Hôpital – Château-Thierry : nouvelles menaces

Brève
16/03/2012

L'Agence Régionale de Santé (l'ARS) a envoyé aux directeurs des hôpitaux de Picardie un projet pour économiser de l'argent.

À Château-Thierry, les services de Maternité, de Réanimation, de Chirurgie et les Urgences seraient fermés entre 20 heures et 8 heures du matin. En cas d'urgence, il faudrait aller à Soissons !

Cela coûterait trop cher que ces services restent ouverts en permanence ? Bien évidemment que cela coûte de l'argent, mais les malades et les femmes enceintes ne peuvent tout de même pas choisir l'heure à laquelle ils ont besoin de soins d'urgence !

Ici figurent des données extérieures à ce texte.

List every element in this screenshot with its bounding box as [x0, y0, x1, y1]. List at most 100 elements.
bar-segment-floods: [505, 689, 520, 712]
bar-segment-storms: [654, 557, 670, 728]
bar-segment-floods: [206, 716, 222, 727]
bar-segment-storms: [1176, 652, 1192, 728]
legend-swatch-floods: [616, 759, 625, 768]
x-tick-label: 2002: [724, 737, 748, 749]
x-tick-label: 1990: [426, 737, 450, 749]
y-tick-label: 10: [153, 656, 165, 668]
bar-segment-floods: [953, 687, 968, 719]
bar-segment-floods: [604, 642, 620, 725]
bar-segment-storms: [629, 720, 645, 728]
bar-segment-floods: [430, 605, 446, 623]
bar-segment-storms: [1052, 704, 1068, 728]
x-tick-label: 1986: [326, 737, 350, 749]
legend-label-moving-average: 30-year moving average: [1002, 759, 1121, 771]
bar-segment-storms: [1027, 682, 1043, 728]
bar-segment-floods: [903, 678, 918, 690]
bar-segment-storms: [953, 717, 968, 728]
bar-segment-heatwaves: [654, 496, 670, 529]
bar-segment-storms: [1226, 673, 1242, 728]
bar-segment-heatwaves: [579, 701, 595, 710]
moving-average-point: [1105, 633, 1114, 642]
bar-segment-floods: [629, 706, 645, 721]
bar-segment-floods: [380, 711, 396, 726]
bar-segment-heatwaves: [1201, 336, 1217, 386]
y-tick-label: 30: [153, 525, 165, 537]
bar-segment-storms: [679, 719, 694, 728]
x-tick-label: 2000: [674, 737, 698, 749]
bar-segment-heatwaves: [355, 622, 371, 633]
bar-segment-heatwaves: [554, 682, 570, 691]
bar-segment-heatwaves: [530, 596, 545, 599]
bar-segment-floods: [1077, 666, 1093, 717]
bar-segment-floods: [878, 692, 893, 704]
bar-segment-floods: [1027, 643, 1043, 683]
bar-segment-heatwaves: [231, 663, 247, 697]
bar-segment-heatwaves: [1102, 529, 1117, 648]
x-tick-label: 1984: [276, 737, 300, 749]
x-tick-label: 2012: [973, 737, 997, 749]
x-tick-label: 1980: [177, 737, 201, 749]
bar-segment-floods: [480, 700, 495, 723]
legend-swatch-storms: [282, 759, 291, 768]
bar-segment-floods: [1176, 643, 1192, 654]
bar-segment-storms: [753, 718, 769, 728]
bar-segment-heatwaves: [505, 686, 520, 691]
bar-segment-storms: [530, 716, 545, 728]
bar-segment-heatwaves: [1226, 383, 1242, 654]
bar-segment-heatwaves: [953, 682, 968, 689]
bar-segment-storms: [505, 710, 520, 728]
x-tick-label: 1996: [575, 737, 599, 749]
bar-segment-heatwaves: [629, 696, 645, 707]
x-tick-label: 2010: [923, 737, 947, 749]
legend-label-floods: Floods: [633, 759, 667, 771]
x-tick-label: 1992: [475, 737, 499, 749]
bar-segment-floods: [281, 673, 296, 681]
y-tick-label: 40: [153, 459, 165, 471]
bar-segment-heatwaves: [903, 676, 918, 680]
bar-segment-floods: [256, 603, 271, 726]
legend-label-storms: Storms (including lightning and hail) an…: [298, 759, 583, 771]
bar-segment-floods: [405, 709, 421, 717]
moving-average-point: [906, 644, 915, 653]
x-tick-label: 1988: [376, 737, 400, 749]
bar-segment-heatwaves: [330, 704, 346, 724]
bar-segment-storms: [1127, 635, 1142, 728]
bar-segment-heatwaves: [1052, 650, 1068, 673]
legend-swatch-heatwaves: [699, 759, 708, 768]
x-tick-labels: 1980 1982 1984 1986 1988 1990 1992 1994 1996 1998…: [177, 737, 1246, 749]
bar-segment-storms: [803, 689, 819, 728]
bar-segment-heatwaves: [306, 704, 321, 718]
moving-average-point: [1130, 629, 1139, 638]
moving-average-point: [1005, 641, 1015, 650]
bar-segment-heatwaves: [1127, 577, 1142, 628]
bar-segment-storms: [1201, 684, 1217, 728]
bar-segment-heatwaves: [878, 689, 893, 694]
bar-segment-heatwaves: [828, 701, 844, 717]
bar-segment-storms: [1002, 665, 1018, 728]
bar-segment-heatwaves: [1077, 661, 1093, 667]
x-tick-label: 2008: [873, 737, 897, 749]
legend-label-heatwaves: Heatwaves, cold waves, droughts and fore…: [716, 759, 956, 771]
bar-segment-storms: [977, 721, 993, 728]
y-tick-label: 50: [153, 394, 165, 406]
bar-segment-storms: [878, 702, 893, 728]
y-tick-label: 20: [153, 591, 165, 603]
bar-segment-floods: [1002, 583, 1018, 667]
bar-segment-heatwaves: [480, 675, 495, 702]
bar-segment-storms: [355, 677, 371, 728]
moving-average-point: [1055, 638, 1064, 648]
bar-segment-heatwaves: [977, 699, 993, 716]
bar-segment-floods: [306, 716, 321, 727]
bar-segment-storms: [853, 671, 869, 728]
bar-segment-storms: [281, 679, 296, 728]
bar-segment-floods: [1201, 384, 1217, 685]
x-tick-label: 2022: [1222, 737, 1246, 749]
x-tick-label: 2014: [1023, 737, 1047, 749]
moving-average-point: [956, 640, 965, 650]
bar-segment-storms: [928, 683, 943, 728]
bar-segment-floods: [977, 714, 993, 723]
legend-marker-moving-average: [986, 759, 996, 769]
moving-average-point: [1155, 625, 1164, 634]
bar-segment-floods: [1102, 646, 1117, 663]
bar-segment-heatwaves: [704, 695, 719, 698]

Ce projet, destiné à faire des économies pour payer les dettes de l'État, restreint les possibilités de se faire soigner pour la population et c'est une attaque contre les emplois des personnels de santé concernés.

La population et le personnel soignant n'ont pas à payer pour une dette qui n'est pas la leur, il n'y a pas de raison d'accepter ces nouvelles attaques !

Aisne

Hôpital - Château-Thierry : le contrôle des banques est vraiment une nécessité

Brève
13/03/2012

L'établissement est en pleine expansion (12 000 séjours en 2010 et 13 000 en 2011) et la Haute Autorité de Santé l'a classé parmi les 50 meilleurs centres hospitaliers de France.

Mais les prêts que demandait le service financier pour les dépenses de fonctionnement ont été refusés par la Caisse des Dépôts et Consignations (pour 2,5 millions d'euros remboursables sur 15 ans) et par le Crédit Mutuel (pour 2 millions d'euros sur 20 ans).

Pourtant, ce sont vraiment des sommes dérisoires comparées aux centaines de milliards d'euros que les banques ont touchés de l'Etat pour renflouer leurs activités financières. Aujourd'hui, les banques continuent à jouer des sommes colossales sur des activités spéculatives à risque et se permettent de refuser un prêt à un hôpital, nécessaire à la santé de toute une population.

L'exemple de l'hôpital de Château-Thierry apporte une preuve supplémentaire que le système bancaire doit être mis sous le contrôle des travailleurs. C'est la seule solution pour contrôler les quantités d'argent disponibles et leur attribution. Il en va de nos conditions de vie, et de notre santé dans le cas présent.